O trabalho local é realizado pela Defesa Civil, que vai em cada casa com o apoio dos agentes indígenas de saneamento. Também foram perfurados dois poços, um em cada aldeia, com a instalação dos respectivos reservatórios.



Enquanto o projeto é executado, famílias que precisam recebem água em casa para evitar desabastecimento
O diretor-presidente da Sanesul, Renato Marcílio, reforça que este é um importante passo para a solução do desafio enfrentado pelas comunidades. “Por determinação do governador Eduardo Riedel, a Sanesul está colaborando diretamente com o processo. Além de participar ativamente das discussões, fizemos todo o estudo técnico e os projetos das obras. Serão investimentos importantes para a comunidade indígena e toda a região”, avaliou.

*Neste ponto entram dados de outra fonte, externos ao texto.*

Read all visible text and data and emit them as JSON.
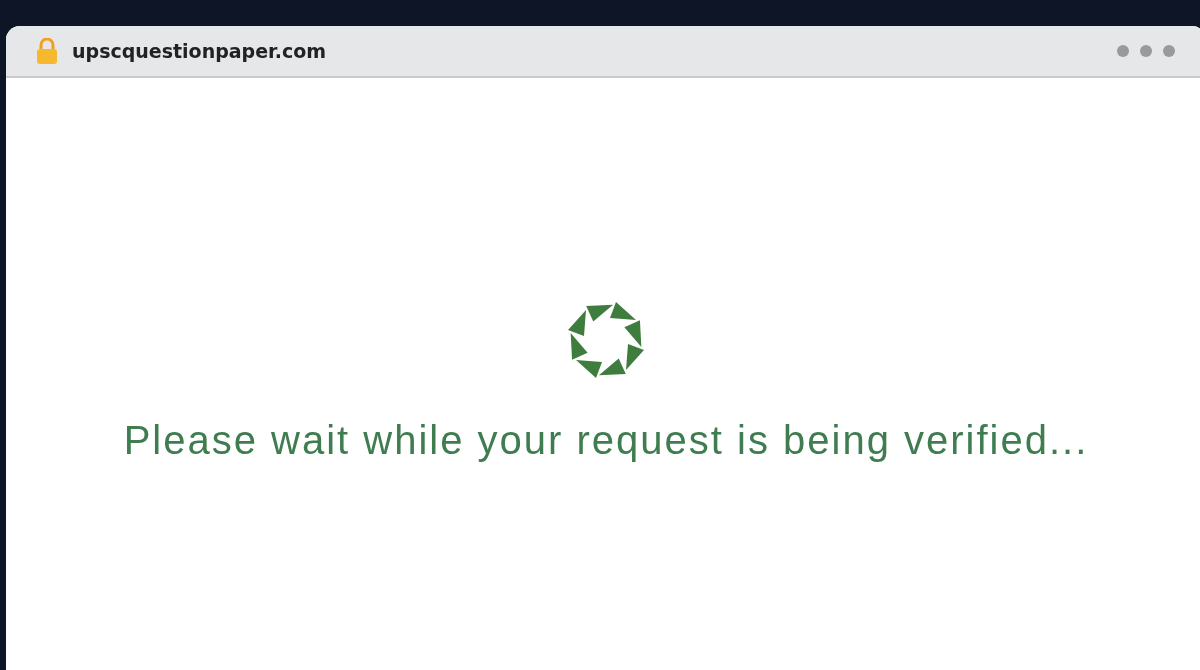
{
  "browser": {
    "url": "upscquestionpaper.com"
  },
  "page": {
    "message": "Please wait while your request is being verified..."
  }
}
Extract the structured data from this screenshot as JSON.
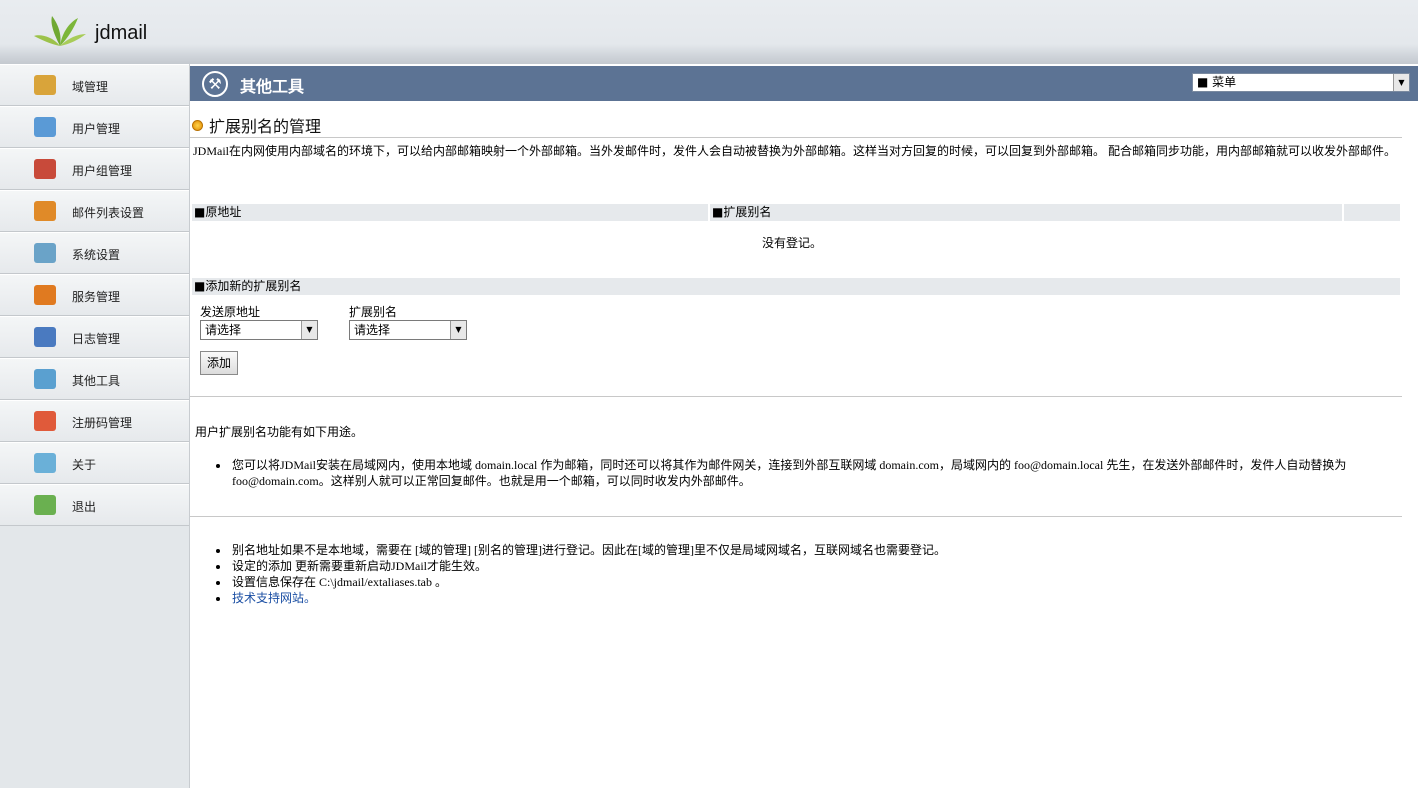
{
  "app": {
    "logo_text": "jdmail"
  },
  "sidebar": {
    "items": [
      {
        "label": "域管理",
        "icon": "domain-icon",
        "color": "#d9a43a"
      },
      {
        "label": "用户管理",
        "icon": "user-icon",
        "color": "#5a9ad6"
      },
      {
        "label": "用户组管理",
        "icon": "users-group-icon",
        "color": "#c84a3a"
      },
      {
        "label": "邮件列表设置",
        "icon": "mail-list-icon",
        "color": "#e08a28"
      },
      {
        "label": "系统设置",
        "icon": "system-icon",
        "color": "#6aa3c8"
      },
      {
        "label": "服务管理",
        "icon": "service-icon",
        "color": "#e07a20"
      },
      {
        "label": "日志管理",
        "icon": "log-icon",
        "color": "#4a7ac0"
      },
      {
        "label": "其他工具",
        "icon": "tools-icon",
        "color": "#5aa0d0"
      },
      {
        "label": "注册码管理",
        "icon": "license-icon",
        "color": "#e05a3a"
      },
      {
        "label": "关于",
        "icon": "about-icon",
        "color": "#6ab0d8"
      },
      {
        "label": "退出",
        "icon": "logout-icon",
        "color": "#6ab050"
      }
    ]
  },
  "titlebar": {
    "title": "其他工具",
    "menu_value": "■ 菜单"
  },
  "section": {
    "title": "扩展别名的管理",
    "description": "JDMail在内网使用内部域名的环境下，可以给内部邮箱映射一个外部邮箱。当外发邮件时，发件人会自动被替换为外部邮箱。这样当对方回复的时候，可以回复到外部邮箱。 配合邮箱同步功能，用内部邮箱就可以收发外部邮件。"
  },
  "table": {
    "headers": [
      "■原地址",
      "■扩展别名"
    ],
    "empty_text": "没有登记。"
  },
  "add_form": {
    "heading": "■添加新的扩展别名",
    "source_label": "发送原地址",
    "source_value": "请选择",
    "alias_label": "扩展别名",
    "alias_value": "请选择",
    "add_button": "添加"
  },
  "usage": {
    "intro": "用户扩展别名功能有如下用途。",
    "item": "您可以将JDMail安装在局域网内，使用本地域 domain.local 作为邮箱，同时还可以将其作为邮件网关，连接到外部互联网域 domain.com，局域网内的 foo@domain.local 先生，在发送外部邮件时，发件人自动替换为 foo@domain.com。这样别人就可以正常回复邮件。也就是用一个邮箱，可以同时收发内外部邮件。"
  },
  "notes": {
    "items": [
      "别名地址如果不是本地域，需要在 [域的管理] [别名的管理]进行登记。因此在[域的管理]里不仅是局域网域名，互联网域名也需要登记。",
      "设定的添加 更新需要重新启动JDMail才能生效。",
      "设置信息保存在 C:\\jdmail/extaliases.tab 。"
    ],
    "link": "技术支持网站。"
  }
}
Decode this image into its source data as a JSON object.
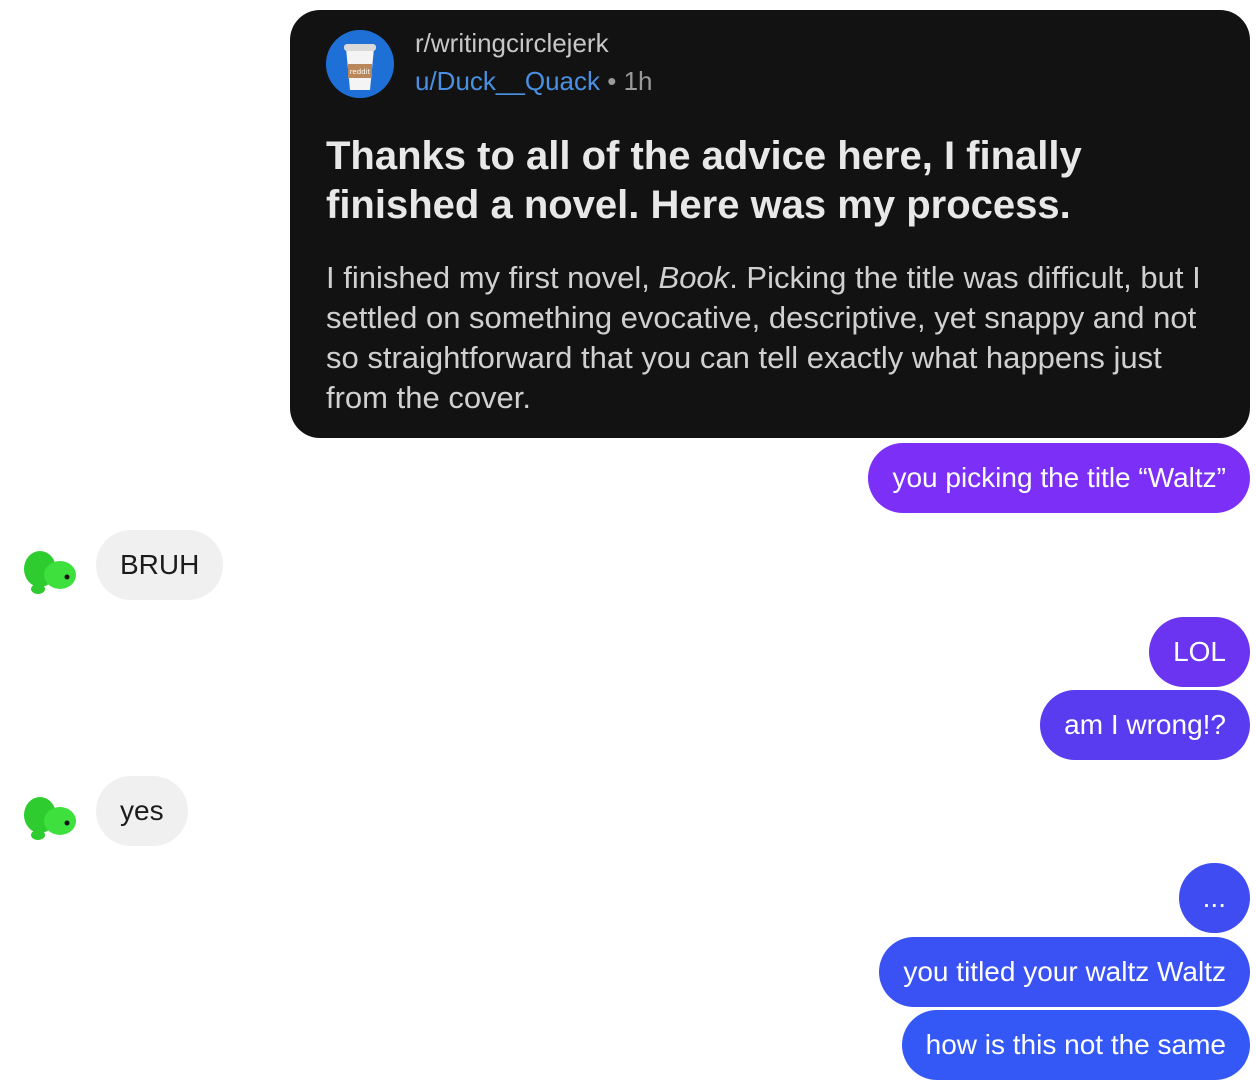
{
  "post": {
    "subreddit": "r/writingcirclejerk",
    "avatar_label": "reddit",
    "user": "u/Duck__Quack",
    "separator": "•",
    "age": "1h",
    "title": "Thanks to all of the advice here, I finally finished a novel. Here was my process.",
    "body_before": "I finished my first novel, ",
    "body_italic": "Book",
    "body_after": ". Picking the title was difficult, but I settled on something evocative, descriptive, yet snappy and not so straightforward that you can tell exactly what happens just from the cover."
  },
  "messages": [
    {
      "side": "out",
      "text": "you picking the title “Waltz”",
      "color": "#7b2ff7"
    },
    {
      "side": "in",
      "text": "BRUH"
    },
    {
      "side": "out",
      "text": "LOL",
      "color": "#6a34f0"
    },
    {
      "side": "out",
      "text": "am I wrong!?",
      "color": "#5a3cf0"
    },
    {
      "side": "in",
      "text": "yes"
    },
    {
      "side": "out",
      "text": "...",
      "color": "#3f4cf2"
    },
    {
      "side": "out",
      "text": "you titled your waltz Waltz",
      "color": "#3a52f4"
    },
    {
      "side": "out",
      "text": "how is this not the same",
      "color": "#3458f5"
    }
  ],
  "contact_avatar_icon": "turtle-icon",
  "colors": {
    "incoming_bubble": "#f0f0f0",
    "card_bg": "#121212",
    "link": "#4a90e2"
  }
}
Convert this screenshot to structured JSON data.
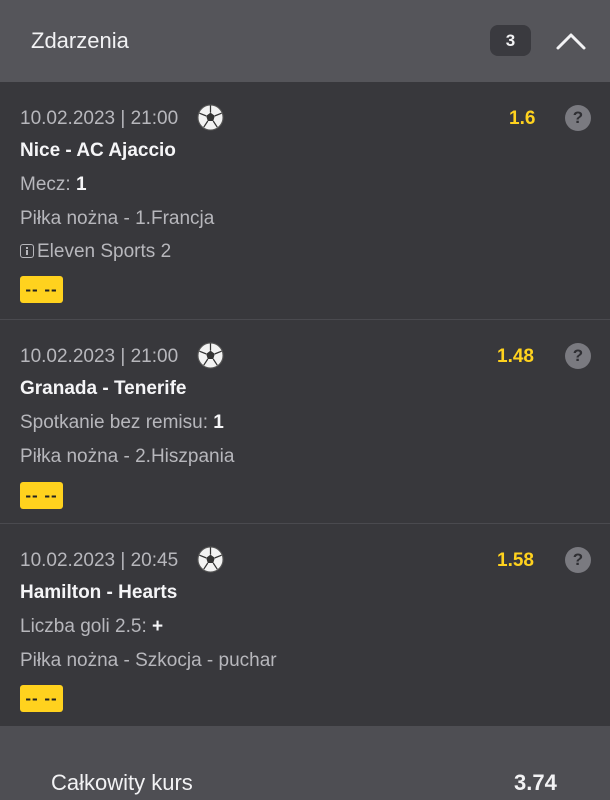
{
  "header": {
    "title": "Zdarzenia",
    "count": "3"
  },
  "events": [
    {
      "datetime": "10.02.2023 | 21:00",
      "odds": "1.6",
      "teams": "Nice - AC Ajaccio",
      "market_label": "Mecz: ",
      "market_pick": "1",
      "league": "Piłka nożna - 1.Francja",
      "broadcast": "Eleven Sports 2",
      "status": "-- --",
      "help": "?"
    },
    {
      "datetime": "10.02.2023 | 21:00",
      "odds": "1.48",
      "teams": "Granada - Tenerife",
      "market_label": "Spotkanie bez remisu: ",
      "market_pick": "1",
      "league": "Piłka nożna - 2.Hiszpania",
      "status": "-- --",
      "help": "?"
    },
    {
      "datetime": "10.02.2023 | 20:45",
      "odds": "1.58",
      "teams": "Hamilton - Hearts",
      "market_label": "Liczba goli 2.5: ",
      "market_pick": "+",
      "league": "Piłka nożna - Szkocja - puchar",
      "status": "-- --",
      "help": "?"
    }
  ],
  "footer": {
    "total_label": "Całkowity kurs",
    "total_value": "3.74"
  },
  "colors": {
    "accent": "#ffd21e",
    "header_bg": "#55555a",
    "card_bg": "#38383c"
  }
}
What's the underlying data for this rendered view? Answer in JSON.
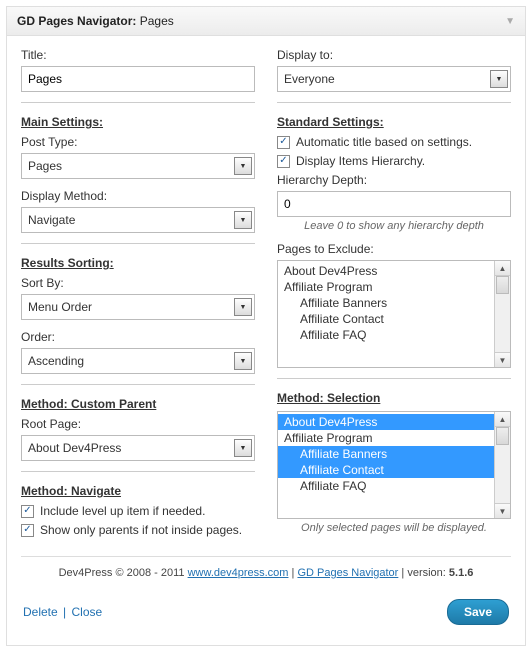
{
  "header": {
    "prefix": "GD Pages Navigator:",
    "suffix": "Pages"
  },
  "left": {
    "title_label": "Title:",
    "title_value": "Pages",
    "main_settings_h": "Main Settings:",
    "post_type_label": "Post Type:",
    "post_type_value": "Pages",
    "display_method_label": "Display Method:",
    "display_method_value": "Navigate",
    "results_sorting_h": "Results Sorting:",
    "sort_by_label": "Sort By:",
    "sort_by_value": "Menu Order",
    "order_label": "Order:",
    "order_value": "Ascending",
    "method_custom_parent_h": "Method: Custom Parent",
    "root_page_label": "Root Page:",
    "root_page_value": "About Dev4Press",
    "method_navigate_h": "Method: Navigate",
    "cb_level_up": "Include level up item if needed.",
    "cb_parents_only": "Show only parents if not inside pages."
  },
  "right": {
    "display_to_label": "Display to:",
    "display_to_value": "Everyone",
    "standard_settings_h": "Standard Settings:",
    "cb_auto_title": "Automatic title based on settings.",
    "cb_hierarchy": "Display Items Hierarchy.",
    "hierarchy_depth_label": "Hierarchy Depth:",
    "hierarchy_depth_value": "0",
    "hierarchy_hint": "Leave 0 to show any hierarchy depth",
    "pages_exclude_label": "Pages to Exclude:",
    "exclude_items": {
      "i0": "About Dev4Press",
      "i1": "Affiliate Program",
      "i2": "Affiliate Banners",
      "i3": "Affiliate Contact",
      "i4": "Affiliate FAQ"
    },
    "method_selection_h": "Method: Selection",
    "selection_items": {
      "i0": "About Dev4Press",
      "i1": "Affiliate Program",
      "i2": "Affiliate Banners",
      "i3": "Affiliate Contact",
      "i4": "Affiliate FAQ"
    },
    "selection_hint": "Only selected pages will be displayed."
  },
  "footer": {
    "copyright": "Dev4Press © 2008 - 2011",
    "site_link": "www.dev4press.com",
    "plugin_link": "GD Pages Navigator",
    "version_label": "version:",
    "version": "5.1.6",
    "sep": " | ",
    "delete": "Delete",
    "close": "Close",
    "save": "Save"
  }
}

A expectativa agora é que, com o avanço das obras ainda neste semestre, a água potável torne-se parte do dia-a-dia para as famílias que vivem na reserva indígena.
“Para Dourados e para Mato Grosso do Sul, esse início de licitação representa reparação, inclusão e a construção de um futuro mais justo para as comunidades indígenas da Jaguapiru e Bororó, com respeito à sua história, cultura e direitos”, finaliza o vice-governador.